La questione di legittimità costituzionale
Questione di legittimità costituzionale dell’art. 201 del d.lgs. 30 aprile 1992, n. 285, sollevata dal Giudice di pace di Prato (ordinanza 19 luglio 2005), in riferimento agli artt. 24 e 97 della Costituzione, nella parte in cui consente alla P.A. di non informare il contravventore in caso di notifica ripetuta a soggetto estraneo.
La decisione della Corte
La Corte ha dichiarato la questione manifestamente inammissibile. Il Giudice di pace aveva omesso di descrivere la fattispecie concreta e di motivare in ordine alla rilevanza e alla non manifesta infondatezza. Tale carenza radicale impedisce alla Corte di verificare se la norma sia effettivamente applicabile nel giudizio principale.
Il principio
L’ordinanza di rimessione è manifestamente inammissibile quando il giudice a quo omette di descrivere la fattispecie e di argomentare sulla rilevanza e non manifesta infondatezza della questione: la Corte non può sopperire a tale carenza.
Domande e risposte
Cosa si intende per ‘rilevanza’ della questione di costituzionalità?

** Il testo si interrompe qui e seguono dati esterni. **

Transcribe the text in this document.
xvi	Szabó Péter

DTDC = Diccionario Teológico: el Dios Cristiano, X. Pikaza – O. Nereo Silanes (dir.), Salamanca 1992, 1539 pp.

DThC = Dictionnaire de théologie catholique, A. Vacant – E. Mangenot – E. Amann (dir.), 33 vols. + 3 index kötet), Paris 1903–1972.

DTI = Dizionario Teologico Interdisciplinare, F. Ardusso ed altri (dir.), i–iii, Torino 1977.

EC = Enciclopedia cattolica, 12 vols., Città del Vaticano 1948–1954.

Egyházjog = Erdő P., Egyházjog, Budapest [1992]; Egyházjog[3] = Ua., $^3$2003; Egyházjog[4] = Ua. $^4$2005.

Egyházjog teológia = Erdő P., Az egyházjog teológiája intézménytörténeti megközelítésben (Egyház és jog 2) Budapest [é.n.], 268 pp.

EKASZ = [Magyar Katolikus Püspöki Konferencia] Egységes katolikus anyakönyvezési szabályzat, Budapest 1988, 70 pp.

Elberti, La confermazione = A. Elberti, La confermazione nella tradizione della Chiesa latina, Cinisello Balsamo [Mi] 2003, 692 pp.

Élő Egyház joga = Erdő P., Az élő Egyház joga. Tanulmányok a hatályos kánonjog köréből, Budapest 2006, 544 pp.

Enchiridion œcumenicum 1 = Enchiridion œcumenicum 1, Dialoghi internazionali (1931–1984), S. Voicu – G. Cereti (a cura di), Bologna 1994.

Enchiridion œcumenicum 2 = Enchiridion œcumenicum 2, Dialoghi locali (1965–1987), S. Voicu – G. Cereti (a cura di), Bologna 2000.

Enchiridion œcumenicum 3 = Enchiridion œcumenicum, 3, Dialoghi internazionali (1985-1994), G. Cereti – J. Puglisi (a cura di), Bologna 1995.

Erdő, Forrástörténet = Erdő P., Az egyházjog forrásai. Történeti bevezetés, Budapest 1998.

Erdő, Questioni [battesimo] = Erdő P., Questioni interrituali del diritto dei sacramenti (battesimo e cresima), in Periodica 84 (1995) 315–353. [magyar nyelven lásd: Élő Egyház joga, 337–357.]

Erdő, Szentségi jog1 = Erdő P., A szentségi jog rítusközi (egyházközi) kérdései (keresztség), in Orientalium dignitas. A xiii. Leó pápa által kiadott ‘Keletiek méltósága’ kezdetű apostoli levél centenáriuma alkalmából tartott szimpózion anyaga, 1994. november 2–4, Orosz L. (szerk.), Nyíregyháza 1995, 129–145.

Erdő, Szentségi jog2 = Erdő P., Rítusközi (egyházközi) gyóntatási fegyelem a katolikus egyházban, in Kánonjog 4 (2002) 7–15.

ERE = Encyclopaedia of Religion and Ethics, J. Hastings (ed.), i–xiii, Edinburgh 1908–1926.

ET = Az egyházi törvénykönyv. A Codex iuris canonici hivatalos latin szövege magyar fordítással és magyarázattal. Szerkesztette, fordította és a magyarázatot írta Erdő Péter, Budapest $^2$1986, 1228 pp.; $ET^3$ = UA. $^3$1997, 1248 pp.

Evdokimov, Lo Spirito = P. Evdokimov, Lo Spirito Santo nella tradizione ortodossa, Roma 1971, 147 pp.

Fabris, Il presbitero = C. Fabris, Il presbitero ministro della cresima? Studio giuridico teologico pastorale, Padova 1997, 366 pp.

La questione è rilevante se la norma impugnata deve essere effettivamente applicata nel giudizio principale: se il giudice può decidere senza quella norma, la questione è irrilevante e quindi inammissibile.
Perché il giudice deve motivare la non manifesta infondatezza?
Serve per filtrare le questioni pretestuose: la Corte non è un organo consultivo; deve pronunciarsi solo su dubbi seri e argomentati, non su semplici affermazioni apodittiche.
Cosa succede dopo una pronuncia di manifesta inammissibilità?
Il giudizio principale riprende normalmente; il giudice a quo potrebbe eventualmente riproporre la questione con una motivazione più adeguata.
Norme collegate
- Art. 24 della Costituzione — diritto di difesa del contravventore
- Art. 97 della Costituzione — buon andamento e imparzialità della P.A.